Volgens Imam Zurqani (radi Allāhu anhu) zendt Allāh Subhānuhu wa Ta’ālā 12 keer Zijn Salām aan Sayyidena Adam, 4 keer aan Sayyidena Idrīs, 50 keer aan Sayyidena Nooh en 42 keer aan Sayyidena Ibrahim. De aartsengel Jibra’il (alayhis salām)kwam naar beneden en bracht de Salām over aan de Profeten. En conform de verzen van de Heilige Qur’ān: Verheven is uw Heer, de Heer van Roem en Macht, boven hetgeen zij zeggen! En vrede zij de Boodschappers! En alle roem behoort aan Allāh, de Heer der Werelden.” Surah al-Sāffāt (de gerangschikte) H37, verzen 180-182
Allāh zendt Zijn Salaam via Jibra’il (alayhis salām)10 keer aan Hazrat Isa, 4 keer aan Hazrat Yakoub en 3 keer aan Hazrat Ayyub. SubhānAllāh. Imam Zurqani (radi Allāhu anhu) schreef, dat geen Profeet ooit meer dan 100 Salām van Allāh Subhānuhu wa Ta’ālā heeft gekregen. Imam Zurqani (radi Allāhu anhu) schreef ook, dat onze Geliefde Profeet Sayyid ul-’Alemīna Muhammadur Rasūlullāh ﷺ 24.000 keer Salām via Jibra’il (alayhis salām) heeft ontvangen. Focus uw gedachte eens op de rol van Jibra’il (alayhis salām). Hij kwam naar beneden en bracht Salām en de Boodschap van Allāh aan de Heilige Profeet, dan keerde hij terug naar Allāh. Dit gebeurde op zijn minst 24.000 keer. Hier zien wij dat Allāh Subhānuhu wa Ta’ālā Zijn woorden nakomt: “Allāh en Zijn engelen zenden zegeningen over de Profeet; O gij die gelooft, zendt zegeningen over hem en wenst hem vrede met die eerbied toe.” Surah al-Ahzāb (de confrères) H33, vers 56
Dus kunnen wij hier voor onszelf zien wat de echte betekenis van dit vers is, omdat Allāh heeft gestuurd en voortdurend Zijn Salām stuurt aan Zijn Geliefde Profeet ﷺ en aan de gelovigen heeft Hij hetzelfde opgedragen. Voor ongelovigen is er geen noodzaak. Dit is waarom ik mijn salām aan Rasūlullāh ﷺ zend. SubhānAllāh! [lees Darood Sharief]
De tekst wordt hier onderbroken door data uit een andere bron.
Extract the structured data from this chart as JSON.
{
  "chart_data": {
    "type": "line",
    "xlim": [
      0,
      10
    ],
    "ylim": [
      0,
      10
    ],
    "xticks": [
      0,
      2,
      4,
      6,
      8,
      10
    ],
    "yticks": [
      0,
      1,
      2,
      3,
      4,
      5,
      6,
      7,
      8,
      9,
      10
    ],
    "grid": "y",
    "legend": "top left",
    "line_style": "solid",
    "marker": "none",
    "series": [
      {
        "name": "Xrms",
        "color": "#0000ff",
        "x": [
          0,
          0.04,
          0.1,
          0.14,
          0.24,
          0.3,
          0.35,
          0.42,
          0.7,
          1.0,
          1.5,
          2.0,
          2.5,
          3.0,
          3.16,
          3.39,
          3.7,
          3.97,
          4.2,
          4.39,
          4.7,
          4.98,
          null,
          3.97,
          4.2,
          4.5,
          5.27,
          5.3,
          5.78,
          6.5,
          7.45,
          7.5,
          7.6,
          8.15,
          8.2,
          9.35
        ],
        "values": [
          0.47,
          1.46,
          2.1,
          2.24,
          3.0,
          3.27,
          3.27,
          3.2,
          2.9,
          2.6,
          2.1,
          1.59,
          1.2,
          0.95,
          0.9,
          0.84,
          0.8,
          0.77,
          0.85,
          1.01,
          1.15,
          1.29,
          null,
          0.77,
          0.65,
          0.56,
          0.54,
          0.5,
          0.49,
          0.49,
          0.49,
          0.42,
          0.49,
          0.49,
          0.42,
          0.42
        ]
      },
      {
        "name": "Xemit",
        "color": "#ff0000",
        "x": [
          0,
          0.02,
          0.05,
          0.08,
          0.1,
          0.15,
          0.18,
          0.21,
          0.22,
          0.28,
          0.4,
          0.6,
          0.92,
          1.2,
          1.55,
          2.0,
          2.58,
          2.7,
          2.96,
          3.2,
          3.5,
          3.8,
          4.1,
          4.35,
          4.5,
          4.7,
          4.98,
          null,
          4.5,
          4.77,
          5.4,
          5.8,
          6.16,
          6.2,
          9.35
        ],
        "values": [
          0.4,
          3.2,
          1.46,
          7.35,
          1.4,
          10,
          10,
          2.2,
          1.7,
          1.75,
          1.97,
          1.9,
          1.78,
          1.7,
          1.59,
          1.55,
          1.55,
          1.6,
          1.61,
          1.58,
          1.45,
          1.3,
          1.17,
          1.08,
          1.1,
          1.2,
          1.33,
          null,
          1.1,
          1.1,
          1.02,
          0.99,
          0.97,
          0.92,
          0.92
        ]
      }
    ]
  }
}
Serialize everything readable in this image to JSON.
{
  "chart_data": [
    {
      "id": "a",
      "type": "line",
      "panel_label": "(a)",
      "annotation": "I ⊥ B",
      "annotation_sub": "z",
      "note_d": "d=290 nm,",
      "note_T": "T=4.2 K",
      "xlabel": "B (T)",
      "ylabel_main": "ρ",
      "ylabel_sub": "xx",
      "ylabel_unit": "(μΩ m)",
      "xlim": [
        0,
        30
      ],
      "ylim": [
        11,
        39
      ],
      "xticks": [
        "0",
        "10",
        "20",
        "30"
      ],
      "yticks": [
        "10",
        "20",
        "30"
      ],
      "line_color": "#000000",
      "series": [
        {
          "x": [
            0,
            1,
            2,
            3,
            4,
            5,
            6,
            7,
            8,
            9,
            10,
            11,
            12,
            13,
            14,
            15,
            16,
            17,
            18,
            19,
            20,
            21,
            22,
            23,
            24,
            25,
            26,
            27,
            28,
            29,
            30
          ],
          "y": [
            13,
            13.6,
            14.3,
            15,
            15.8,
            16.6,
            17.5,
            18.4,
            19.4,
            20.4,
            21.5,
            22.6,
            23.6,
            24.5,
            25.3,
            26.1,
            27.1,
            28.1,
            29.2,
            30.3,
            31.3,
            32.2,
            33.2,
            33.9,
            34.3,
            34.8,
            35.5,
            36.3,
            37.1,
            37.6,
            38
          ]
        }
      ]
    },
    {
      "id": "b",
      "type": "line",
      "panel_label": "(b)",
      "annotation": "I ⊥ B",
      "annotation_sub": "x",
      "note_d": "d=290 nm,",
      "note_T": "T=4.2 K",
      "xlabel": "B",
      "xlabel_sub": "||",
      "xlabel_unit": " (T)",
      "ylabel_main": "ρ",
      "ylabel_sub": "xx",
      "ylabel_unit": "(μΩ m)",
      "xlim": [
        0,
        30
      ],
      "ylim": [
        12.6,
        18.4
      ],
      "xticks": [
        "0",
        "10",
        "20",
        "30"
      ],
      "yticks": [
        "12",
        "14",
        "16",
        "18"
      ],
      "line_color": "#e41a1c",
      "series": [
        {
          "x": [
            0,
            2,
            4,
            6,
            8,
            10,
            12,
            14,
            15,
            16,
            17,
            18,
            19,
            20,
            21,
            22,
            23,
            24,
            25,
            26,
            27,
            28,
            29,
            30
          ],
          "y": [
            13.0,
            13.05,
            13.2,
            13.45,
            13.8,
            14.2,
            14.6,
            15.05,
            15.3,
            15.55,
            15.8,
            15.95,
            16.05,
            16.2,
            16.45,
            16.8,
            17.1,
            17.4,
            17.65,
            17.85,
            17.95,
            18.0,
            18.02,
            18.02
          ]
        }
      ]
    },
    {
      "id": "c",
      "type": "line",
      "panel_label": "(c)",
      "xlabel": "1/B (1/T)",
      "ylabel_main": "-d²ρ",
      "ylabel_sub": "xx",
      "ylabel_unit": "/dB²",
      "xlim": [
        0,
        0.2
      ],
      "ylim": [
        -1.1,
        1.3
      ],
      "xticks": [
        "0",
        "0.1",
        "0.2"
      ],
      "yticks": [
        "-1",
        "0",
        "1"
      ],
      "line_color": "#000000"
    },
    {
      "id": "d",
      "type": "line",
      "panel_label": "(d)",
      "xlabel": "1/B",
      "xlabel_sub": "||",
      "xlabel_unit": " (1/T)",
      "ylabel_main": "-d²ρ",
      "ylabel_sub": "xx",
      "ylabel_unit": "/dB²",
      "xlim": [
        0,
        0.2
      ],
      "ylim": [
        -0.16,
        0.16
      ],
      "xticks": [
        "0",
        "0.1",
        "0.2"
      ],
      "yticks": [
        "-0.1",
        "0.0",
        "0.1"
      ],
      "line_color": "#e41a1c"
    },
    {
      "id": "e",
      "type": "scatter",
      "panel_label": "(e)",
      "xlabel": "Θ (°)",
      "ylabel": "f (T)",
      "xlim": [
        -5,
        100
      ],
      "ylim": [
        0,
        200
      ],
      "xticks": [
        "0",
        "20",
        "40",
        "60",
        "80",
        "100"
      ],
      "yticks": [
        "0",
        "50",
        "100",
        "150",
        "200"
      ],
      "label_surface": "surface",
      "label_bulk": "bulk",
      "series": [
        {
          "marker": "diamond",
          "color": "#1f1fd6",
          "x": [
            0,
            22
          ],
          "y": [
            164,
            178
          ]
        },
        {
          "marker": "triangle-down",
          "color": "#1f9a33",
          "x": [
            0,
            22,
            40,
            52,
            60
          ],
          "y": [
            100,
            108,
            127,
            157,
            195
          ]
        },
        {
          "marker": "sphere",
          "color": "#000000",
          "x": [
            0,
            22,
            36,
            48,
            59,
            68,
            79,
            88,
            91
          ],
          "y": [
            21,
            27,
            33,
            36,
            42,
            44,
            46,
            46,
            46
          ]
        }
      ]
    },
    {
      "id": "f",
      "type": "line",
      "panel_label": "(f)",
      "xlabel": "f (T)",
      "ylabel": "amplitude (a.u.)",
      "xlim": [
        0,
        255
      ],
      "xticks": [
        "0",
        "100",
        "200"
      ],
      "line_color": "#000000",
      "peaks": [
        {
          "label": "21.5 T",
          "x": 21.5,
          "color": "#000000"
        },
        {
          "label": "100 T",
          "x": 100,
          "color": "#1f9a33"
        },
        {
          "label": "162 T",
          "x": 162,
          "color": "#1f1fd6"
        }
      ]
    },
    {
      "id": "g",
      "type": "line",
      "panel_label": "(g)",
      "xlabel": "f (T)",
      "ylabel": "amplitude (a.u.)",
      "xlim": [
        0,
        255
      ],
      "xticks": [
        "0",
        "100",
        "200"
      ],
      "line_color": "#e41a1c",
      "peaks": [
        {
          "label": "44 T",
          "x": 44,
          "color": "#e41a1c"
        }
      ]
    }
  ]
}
Dus hebben wij Eid Milād-un-Nabi van onze Geliefde Profeet ﷺ gevierd en om bovenstaande redenen hoop ik, Inshā’Allāh, dat wij tot de Dag van Qiyāmah (Oordeels) zo zullen blijven doorgaan. Door de viering van Milād-un-Nabi krijgen wij voortdurend de zegen van onze Geliefde Profeet ﷺ.
Wa aakhiru da’wana anil Hamdulilaahi Rabbil ‘Alemīn.